On December 17, Reuters reported that Angolan Minister of Justice Francisco Queiroz announced that in 2019 Angola had recovered more than $5 billion that had been stolen from state funds, both in Angola and elsewhere.  Speaking at the Conference of States Parties to the United Nations Convention against Corruption in Abu Dhabi, Queiroz reportedly stated that the money, which included $3 billion stolen from Angola’s sovereign wealth fund, “had been siphoned off by corruption and money-laundering.”

While Queiroz did not specify how the money was stolen, he declared that “[w]e have argued insistently that these important resources should be returned unconditionally to the countries from which they were illegally withdrawn in order to be used to improve the quality of life of our populations.”  In a separate statement, the Angolan Government disclosed that “a business partner” had returned more than $3 billion allegedly stolen from the sovereign wealth fund.

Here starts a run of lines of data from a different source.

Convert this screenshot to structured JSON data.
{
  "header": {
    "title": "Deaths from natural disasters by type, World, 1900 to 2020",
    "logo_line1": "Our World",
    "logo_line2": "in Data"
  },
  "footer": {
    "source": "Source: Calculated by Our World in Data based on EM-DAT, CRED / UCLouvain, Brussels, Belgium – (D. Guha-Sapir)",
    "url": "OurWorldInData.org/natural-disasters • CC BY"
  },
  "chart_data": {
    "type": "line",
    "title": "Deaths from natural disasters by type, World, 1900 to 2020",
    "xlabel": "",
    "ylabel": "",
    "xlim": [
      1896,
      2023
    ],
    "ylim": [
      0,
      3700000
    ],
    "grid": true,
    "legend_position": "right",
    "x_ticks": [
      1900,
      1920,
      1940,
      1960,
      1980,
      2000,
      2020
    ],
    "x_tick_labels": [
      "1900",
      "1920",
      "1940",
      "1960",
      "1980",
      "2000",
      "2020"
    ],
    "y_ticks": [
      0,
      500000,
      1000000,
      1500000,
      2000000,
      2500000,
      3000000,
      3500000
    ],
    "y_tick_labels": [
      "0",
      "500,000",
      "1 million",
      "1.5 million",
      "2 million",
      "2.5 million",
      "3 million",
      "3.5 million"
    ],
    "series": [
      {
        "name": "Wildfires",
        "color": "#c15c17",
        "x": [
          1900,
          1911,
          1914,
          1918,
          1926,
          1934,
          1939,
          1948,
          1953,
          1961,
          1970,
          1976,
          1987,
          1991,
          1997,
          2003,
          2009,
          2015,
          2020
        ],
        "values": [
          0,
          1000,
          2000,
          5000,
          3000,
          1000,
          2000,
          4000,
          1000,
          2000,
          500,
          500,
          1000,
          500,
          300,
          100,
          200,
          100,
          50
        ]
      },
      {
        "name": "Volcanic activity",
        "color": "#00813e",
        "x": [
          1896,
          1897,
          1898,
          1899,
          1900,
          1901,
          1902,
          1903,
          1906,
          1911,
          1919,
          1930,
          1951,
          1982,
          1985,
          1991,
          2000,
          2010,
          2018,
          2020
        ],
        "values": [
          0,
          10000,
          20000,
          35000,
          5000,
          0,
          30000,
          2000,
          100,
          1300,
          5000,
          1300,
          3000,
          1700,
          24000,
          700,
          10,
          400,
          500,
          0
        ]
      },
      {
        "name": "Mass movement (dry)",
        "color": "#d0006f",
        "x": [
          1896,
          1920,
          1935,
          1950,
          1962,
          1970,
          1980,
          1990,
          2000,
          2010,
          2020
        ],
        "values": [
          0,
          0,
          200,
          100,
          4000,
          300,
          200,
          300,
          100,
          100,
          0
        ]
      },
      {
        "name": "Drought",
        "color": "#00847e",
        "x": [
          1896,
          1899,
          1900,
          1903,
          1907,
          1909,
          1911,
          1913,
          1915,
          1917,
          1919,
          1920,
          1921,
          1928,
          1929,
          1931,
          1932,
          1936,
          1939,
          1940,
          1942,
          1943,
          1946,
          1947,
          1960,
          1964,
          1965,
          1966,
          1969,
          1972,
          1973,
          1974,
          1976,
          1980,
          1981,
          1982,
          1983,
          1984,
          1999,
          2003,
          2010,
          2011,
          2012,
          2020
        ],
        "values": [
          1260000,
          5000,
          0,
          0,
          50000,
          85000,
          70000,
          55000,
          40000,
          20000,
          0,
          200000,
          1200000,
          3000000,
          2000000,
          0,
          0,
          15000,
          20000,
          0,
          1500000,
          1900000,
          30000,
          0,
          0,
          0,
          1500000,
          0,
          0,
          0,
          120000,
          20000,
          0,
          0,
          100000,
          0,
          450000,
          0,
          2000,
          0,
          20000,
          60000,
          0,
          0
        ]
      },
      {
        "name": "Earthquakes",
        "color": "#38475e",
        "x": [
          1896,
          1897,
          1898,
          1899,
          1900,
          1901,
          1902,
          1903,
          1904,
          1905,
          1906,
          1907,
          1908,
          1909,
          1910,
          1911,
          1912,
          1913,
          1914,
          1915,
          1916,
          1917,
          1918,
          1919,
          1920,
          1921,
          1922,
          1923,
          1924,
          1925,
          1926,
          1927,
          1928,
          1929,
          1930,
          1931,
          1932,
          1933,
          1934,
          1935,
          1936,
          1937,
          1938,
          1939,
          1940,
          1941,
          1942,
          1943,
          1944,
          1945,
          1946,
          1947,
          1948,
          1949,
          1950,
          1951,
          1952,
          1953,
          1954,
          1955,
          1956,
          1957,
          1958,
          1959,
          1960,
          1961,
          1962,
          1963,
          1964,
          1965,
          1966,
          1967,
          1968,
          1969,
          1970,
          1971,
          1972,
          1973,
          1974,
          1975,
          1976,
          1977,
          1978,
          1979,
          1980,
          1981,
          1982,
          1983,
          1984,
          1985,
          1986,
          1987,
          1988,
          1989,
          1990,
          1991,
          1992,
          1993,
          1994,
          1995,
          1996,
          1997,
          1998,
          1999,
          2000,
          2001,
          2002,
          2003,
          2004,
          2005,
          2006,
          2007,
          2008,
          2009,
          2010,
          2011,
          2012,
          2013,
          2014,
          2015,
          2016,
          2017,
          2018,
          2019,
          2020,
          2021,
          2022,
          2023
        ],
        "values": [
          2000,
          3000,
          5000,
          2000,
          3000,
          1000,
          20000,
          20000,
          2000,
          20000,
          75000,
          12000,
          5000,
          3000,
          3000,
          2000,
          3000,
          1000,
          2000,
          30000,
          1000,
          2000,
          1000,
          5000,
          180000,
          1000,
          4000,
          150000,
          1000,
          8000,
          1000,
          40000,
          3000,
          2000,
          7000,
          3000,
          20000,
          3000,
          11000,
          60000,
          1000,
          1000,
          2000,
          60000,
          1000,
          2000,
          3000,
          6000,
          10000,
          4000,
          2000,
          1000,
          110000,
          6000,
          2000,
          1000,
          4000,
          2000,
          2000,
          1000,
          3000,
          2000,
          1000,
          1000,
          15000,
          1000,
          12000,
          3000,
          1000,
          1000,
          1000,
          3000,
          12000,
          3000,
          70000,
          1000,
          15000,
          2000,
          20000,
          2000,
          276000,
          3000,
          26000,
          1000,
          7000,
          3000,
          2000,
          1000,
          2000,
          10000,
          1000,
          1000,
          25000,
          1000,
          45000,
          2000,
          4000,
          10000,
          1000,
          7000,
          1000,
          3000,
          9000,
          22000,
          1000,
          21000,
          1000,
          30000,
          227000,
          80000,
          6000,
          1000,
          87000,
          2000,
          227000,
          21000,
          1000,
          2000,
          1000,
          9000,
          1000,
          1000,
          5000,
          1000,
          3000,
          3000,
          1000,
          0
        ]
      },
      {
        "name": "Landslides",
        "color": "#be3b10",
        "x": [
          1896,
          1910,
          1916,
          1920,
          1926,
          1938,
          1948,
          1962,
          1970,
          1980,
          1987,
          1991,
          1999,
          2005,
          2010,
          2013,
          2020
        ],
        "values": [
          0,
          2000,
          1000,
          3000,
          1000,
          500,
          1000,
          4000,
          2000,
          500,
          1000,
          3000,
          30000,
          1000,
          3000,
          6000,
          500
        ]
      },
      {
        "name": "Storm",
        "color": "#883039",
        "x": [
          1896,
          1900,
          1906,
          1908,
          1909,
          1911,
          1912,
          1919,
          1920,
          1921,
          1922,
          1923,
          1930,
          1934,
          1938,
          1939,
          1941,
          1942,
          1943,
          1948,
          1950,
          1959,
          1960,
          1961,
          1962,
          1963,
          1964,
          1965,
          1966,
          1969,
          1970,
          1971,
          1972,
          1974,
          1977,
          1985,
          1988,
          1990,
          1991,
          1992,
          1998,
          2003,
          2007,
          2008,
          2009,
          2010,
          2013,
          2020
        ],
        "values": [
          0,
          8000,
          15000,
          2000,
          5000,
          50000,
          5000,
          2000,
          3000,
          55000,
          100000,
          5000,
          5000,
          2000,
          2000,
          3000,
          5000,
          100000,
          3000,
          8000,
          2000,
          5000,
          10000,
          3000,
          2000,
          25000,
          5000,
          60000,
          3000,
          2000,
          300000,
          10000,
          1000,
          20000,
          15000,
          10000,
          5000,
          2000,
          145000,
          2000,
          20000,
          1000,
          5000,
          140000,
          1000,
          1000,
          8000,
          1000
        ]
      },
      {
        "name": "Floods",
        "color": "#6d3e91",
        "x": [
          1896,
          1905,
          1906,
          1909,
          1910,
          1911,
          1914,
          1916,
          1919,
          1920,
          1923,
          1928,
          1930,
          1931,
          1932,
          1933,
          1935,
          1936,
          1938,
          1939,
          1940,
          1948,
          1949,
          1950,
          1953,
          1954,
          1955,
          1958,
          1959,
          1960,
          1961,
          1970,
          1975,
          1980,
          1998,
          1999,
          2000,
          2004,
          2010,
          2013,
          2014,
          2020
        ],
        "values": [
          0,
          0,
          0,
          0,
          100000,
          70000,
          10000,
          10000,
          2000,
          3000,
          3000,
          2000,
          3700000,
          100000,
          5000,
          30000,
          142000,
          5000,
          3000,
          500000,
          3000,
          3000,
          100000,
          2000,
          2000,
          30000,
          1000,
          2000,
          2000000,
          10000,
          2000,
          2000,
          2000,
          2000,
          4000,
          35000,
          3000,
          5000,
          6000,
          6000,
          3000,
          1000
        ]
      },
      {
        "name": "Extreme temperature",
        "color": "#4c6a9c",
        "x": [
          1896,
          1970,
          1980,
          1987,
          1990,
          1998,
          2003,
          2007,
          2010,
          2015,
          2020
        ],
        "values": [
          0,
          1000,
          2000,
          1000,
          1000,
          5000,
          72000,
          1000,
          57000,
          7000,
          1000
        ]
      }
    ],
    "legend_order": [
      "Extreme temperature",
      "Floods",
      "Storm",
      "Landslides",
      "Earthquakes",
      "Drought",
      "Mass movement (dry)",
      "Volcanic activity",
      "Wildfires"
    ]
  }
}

Queiroz also stated, according to the Angolan Government’s website, that the Government, led by President João Lourenço, “has chosen the fight against corruption and impunity as the main axes of the political agenda. As a result, he said, a genuine crusade against corruption and related phenomena is under way, with a greater focus on crimes involving managers and public officials.”  He added “that as a result of prevention, through campaigns of moralization, awareness and education, programs in the media, there is an awareness of the evil that represents corruption in the country.”

N.B.:  Queiroz’s announcement provides a notable benchmark for the Angolan government’s efforts against deeply entrenched corruption since 2017, when Lourenço succeeded José Eduardo dos Santos as Angola’s President after nearly four decades of dos Santos’s autocratic rule.  Thus far, Lourenço’s campaign has included the ouster of dos Santos’s son José Filomeno dos Santos as head of the sovereign wealth fund and dos Santos’s daughter Isabel dos Santos as head of the state-owned oil company Sonangol, as well as the head of the Angolan army and the head of Angola’s foreign intelligence agency.  More recently, on December 9 José dos Santos appeared before the Angolan Supreme Court, together with three co-defendants, on charges of money laundering and embezzlement.

Lourenço’s early anti-corruption actions may have left some observers skeptical that his campaign was more of a vendetta against the dos Santos regime and less of a genuine systematic anti-corruption campaign.  With these latest developments, however, there is reason to hope that that campaign is sincerely intended and sustainable.